The neutral array is where the interesting tension lives. The anime-style warrior Zelda with light arrows (68.75%) narrowly missed the resonance threshold, suggesting that an action-capable Zelda has support but is not yet consensus. The young Zelda from Ocarina (57.14%) drew the most even split, which maps precisely onto the film's likely narrative challenge: if the movie includes child Zelda flashbacks, those sequences will divide the audience rather than unite it. The falling BOTW Zelda (58.33%) confirms that vulnerability without context reads as weakness rather than drama to this audience.
The only image in the entire six-board study to achieve 100% resonance is a painterly depiction of young Link standing before the Great Deku Tree's entrance with Navi glowing ahead of him. Not a single participant placed a red dot. This is the most unambiguous signal in the dataset and it deserves careful unpacking.

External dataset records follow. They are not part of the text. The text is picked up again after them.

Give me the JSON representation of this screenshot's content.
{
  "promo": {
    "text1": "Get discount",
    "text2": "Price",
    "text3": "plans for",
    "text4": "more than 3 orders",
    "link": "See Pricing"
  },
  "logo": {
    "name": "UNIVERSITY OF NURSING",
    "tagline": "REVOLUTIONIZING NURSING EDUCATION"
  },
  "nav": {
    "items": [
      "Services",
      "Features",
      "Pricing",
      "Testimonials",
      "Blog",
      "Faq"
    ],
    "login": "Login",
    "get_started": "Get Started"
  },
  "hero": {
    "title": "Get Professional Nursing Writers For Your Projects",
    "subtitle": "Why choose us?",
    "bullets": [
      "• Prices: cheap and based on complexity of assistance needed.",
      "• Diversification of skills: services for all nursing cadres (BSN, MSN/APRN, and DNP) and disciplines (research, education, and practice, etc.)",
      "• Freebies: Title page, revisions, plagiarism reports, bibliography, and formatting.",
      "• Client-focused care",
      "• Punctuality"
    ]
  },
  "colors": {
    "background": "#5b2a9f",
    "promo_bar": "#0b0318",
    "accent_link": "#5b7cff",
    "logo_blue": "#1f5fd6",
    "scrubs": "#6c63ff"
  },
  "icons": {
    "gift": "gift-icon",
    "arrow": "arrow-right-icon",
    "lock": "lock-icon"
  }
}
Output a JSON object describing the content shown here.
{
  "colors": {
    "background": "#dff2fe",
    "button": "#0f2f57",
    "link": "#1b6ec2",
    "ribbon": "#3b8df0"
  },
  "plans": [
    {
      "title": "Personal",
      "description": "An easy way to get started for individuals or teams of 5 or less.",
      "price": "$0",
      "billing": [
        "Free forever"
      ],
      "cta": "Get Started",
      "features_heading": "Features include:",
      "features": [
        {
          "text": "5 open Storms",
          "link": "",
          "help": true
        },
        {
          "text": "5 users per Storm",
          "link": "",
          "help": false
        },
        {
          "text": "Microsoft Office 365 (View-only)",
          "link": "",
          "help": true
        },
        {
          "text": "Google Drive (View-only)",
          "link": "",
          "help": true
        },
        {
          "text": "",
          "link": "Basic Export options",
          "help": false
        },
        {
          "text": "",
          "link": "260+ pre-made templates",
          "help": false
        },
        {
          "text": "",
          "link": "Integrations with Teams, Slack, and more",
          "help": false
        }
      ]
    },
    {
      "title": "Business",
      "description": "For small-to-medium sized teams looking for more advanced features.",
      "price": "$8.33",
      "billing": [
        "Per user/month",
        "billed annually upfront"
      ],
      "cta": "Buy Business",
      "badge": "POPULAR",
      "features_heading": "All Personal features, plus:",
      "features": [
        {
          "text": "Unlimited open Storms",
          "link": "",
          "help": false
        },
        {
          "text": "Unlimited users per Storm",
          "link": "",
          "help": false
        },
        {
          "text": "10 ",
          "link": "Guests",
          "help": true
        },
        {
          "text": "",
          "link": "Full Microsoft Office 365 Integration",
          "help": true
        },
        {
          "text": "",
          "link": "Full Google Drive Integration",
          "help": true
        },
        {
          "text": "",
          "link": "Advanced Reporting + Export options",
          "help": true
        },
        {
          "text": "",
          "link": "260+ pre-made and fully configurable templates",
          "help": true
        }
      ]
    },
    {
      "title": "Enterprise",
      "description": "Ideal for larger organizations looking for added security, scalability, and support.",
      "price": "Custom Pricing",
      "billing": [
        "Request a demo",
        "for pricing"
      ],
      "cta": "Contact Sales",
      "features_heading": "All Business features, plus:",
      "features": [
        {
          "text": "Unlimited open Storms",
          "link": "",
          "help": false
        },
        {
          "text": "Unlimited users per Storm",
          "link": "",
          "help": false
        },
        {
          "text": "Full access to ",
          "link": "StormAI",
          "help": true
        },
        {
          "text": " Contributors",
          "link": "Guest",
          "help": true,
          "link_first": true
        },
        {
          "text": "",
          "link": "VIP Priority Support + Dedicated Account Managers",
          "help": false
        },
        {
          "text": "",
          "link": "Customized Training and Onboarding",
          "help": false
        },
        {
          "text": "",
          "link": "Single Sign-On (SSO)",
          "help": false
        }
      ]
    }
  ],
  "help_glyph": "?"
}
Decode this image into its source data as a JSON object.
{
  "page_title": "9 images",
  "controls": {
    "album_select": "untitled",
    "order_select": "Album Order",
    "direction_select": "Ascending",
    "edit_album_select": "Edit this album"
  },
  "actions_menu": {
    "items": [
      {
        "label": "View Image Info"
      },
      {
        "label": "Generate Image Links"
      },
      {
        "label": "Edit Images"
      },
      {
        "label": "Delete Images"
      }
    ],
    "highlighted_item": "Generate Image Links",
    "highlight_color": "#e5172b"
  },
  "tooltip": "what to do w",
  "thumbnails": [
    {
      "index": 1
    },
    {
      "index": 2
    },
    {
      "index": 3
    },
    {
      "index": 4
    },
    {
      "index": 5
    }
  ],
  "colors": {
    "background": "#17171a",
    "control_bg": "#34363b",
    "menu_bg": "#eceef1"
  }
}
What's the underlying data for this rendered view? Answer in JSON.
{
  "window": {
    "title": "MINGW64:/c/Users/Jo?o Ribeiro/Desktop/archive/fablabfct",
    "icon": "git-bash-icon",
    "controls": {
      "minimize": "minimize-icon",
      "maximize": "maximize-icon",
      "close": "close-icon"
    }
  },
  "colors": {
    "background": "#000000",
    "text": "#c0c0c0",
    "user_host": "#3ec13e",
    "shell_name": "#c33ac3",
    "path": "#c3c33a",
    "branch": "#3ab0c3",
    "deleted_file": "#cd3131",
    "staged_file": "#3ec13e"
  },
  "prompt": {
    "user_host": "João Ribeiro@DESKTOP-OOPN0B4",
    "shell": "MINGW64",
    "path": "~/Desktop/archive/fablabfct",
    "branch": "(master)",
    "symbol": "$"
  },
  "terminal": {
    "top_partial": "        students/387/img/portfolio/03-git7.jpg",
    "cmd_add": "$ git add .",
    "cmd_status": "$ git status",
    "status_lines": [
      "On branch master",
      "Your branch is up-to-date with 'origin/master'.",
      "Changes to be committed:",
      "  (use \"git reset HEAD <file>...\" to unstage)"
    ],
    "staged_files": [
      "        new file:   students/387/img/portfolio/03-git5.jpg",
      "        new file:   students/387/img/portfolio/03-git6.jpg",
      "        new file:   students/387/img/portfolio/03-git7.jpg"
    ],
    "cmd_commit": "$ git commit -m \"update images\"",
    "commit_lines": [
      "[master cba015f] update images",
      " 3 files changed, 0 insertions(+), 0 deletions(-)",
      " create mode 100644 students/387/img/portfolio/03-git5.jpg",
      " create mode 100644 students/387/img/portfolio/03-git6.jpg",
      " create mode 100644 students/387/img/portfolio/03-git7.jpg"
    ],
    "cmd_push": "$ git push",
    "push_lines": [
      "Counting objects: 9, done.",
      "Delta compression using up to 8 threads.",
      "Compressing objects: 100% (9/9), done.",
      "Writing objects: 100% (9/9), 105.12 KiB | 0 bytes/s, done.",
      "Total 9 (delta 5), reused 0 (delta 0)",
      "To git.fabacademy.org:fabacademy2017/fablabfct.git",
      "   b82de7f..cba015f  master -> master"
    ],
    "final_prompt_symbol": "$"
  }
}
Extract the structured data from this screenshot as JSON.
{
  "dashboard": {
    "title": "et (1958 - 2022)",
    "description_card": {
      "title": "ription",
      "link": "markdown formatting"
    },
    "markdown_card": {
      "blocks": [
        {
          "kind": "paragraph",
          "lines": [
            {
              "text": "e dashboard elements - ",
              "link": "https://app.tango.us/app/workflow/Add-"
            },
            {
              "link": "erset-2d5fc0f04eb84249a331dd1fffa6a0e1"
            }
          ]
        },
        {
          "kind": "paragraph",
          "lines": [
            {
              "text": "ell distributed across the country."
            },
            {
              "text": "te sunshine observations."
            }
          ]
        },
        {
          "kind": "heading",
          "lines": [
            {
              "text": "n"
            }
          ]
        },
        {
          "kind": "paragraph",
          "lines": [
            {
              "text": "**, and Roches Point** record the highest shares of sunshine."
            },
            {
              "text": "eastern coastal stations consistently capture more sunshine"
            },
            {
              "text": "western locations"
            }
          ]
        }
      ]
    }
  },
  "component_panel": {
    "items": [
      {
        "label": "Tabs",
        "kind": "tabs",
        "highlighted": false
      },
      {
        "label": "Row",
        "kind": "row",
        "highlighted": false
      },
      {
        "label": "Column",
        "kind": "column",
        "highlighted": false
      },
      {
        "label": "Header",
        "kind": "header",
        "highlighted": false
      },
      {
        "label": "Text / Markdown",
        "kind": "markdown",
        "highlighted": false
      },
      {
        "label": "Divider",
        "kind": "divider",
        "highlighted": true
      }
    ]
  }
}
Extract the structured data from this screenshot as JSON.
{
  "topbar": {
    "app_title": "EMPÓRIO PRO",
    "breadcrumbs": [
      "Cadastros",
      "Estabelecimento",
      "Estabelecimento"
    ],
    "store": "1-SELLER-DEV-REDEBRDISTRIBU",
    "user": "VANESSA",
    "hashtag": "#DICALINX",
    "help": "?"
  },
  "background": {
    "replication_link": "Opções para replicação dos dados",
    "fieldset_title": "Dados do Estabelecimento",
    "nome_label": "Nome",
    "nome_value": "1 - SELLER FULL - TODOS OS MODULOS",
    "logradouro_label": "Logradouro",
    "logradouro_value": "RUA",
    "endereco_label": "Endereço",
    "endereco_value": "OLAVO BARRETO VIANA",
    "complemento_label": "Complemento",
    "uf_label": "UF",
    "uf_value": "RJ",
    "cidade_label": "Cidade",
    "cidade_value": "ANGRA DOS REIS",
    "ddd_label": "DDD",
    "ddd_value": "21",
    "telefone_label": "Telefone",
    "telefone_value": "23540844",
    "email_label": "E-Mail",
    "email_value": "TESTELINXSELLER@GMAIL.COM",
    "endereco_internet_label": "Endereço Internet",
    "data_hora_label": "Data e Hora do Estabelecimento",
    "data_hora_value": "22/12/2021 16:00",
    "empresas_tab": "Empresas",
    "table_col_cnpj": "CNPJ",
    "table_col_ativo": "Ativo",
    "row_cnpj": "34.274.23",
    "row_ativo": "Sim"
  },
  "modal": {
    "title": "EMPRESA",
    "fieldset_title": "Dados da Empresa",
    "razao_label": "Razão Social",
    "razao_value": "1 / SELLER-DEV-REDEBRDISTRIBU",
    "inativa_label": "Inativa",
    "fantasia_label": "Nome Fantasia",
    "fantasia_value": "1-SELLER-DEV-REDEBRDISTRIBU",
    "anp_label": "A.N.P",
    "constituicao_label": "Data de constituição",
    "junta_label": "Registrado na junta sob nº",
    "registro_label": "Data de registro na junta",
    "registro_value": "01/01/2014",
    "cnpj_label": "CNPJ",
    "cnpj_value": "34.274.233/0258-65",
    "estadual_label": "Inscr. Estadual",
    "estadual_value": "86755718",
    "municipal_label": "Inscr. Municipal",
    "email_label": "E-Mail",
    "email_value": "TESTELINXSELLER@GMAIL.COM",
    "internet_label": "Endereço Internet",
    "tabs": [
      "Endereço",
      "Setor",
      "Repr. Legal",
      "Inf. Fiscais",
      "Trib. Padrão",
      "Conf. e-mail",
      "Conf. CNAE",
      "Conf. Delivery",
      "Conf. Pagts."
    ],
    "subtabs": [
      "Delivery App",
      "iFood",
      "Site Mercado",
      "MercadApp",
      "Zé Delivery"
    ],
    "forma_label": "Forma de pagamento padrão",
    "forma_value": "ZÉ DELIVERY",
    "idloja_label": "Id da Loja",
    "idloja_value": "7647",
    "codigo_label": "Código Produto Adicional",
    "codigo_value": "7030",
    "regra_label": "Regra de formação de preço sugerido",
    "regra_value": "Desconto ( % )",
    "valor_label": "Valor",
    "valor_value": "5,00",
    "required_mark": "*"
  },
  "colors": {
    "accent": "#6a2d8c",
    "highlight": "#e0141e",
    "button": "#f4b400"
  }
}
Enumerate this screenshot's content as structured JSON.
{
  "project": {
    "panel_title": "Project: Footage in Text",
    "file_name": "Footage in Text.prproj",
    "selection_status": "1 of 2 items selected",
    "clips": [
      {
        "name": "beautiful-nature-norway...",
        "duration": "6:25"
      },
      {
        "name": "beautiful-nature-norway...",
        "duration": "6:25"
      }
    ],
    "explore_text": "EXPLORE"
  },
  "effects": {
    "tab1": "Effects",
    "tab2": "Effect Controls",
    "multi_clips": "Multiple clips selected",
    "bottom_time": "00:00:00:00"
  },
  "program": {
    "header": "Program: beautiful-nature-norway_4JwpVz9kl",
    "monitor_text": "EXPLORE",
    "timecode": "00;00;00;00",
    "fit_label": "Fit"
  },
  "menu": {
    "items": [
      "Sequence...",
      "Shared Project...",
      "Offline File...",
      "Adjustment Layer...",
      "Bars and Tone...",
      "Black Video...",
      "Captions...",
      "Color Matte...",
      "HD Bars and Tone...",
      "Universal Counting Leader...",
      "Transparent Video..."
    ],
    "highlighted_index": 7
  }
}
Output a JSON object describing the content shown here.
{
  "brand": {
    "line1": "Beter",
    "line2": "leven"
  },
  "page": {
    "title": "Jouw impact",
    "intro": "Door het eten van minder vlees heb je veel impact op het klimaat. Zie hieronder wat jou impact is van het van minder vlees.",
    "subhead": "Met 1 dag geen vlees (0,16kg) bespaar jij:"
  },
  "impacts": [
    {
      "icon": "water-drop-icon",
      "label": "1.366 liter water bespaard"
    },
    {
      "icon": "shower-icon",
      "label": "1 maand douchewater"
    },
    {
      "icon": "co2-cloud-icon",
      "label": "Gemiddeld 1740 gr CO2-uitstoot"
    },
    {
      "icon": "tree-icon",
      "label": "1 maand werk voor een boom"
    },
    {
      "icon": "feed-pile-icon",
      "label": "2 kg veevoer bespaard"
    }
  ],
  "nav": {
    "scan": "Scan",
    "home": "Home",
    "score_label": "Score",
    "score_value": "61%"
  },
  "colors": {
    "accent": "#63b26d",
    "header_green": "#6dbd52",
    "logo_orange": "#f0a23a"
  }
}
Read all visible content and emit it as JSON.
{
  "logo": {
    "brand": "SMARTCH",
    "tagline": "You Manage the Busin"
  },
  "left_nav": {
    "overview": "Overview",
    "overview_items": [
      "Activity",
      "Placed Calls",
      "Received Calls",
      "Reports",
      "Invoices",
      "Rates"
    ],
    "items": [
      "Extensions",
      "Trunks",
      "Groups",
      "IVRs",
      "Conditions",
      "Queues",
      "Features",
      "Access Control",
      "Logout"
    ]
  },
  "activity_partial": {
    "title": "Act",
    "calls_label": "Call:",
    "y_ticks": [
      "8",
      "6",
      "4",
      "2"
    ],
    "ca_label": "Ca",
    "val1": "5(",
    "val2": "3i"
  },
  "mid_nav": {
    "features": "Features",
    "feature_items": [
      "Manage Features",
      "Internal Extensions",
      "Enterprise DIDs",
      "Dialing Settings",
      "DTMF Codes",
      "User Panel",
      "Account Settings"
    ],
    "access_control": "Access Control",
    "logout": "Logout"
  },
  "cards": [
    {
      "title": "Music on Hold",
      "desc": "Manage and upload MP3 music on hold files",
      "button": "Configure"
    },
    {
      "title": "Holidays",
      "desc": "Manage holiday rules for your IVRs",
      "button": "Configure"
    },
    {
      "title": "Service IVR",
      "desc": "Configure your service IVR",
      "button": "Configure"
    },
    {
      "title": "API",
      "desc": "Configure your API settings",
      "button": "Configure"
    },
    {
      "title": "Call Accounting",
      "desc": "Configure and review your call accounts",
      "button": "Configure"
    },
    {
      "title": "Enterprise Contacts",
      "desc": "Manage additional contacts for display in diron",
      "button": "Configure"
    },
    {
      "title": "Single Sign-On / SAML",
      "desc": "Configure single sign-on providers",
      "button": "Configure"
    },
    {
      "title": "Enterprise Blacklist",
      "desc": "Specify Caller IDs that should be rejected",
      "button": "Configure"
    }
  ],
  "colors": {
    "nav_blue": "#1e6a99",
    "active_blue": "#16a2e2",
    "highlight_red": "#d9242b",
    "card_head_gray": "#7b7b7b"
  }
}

The image is not heroic. Link's back is to the viewer. He is small against the enormity of the forest. The palette is deep greens and atmospheric fog, not bright adventure colors. The mood is melancholic, uncertain, even lonely. Navi's glow is the only point of warmth. This is the beginning of the hero's journey, not its climax, and participants unanimously chose it over every other Link image including battle-ready, sword-drawn alternatives that scored in the neutral range.
What this tells us is that participants do not want a Link who is already a hero. They want the moment before he becomes one. The emotional register is not "courage" but "call to adventure," the small, uncertain boy who does not yet know what he is. For a film, this is a gift: it gives the production team permission to start quiet and earn the spectacle rather than opening with action set pieces.
The 100% resonance image is also the most Ocarina-specific image in the set: young Link, green tunic, Kokiri Sword on his back, Navi, the Deku Tree's cavern. The audience is not choosing a vibe. They are choosing a scene. This is a storyboard instruction: the film should begin in the Kokiri Forest.
Both resistance images depict corrupted or undead versions of Link: the Hero's Shade (88.24% resistance) and Dark Link (86.67%). The rejection is categorical. Participants want Link, not anti-Link. This is notable because "dark Link" is a perennial fan favorite in online discourse. The data says otherwise. When given the actual visual choice, participants reject the concept overwhelmingly.
The Hero's Shade rejection carries a specific franchise implication. In Twilight Princess lore, the Shade is the ghost of the Ocarina of Time Link who failed to pass on his skills. Participants who resonate strongly with OoT's young Link have no interest in seeing that character's decayed afterlife. The emotional investment is in the beginning of the story, not its tragic postscript.
The neutral array for Link is the largest in the study, with eight images failing to reach threshold in either direction, and the pattern is telling. Every official BOTW/TOTK image of Link lands in neutral territory. The franchise's most commercially successful design generates split opinions when evaluated for a film context. BOTW's official art (56.25%) and the Zonai-armored TOTK Link (35.71%, nearly resistant) show that the game audiences love to play is not the game they want to watch.
The photorealistic Link images (62.5% and 66.67%) sit tantalizingly close to the resonance threshold without crossing it. Participants are intrigued by realistic rendering but not yet convinced by any specific execution they have seen. The production team has an opening here, but no existing reference image has nailed it. The angry, adult, classic-tunic Link (55.56%) reveals a genuine audience split: some participants want a fierce, combat-ready hero while others resist the aggression. Benjamin Evan Ainsworth's youth may actually resolve this tension by making the "young hero finding his way" version the default.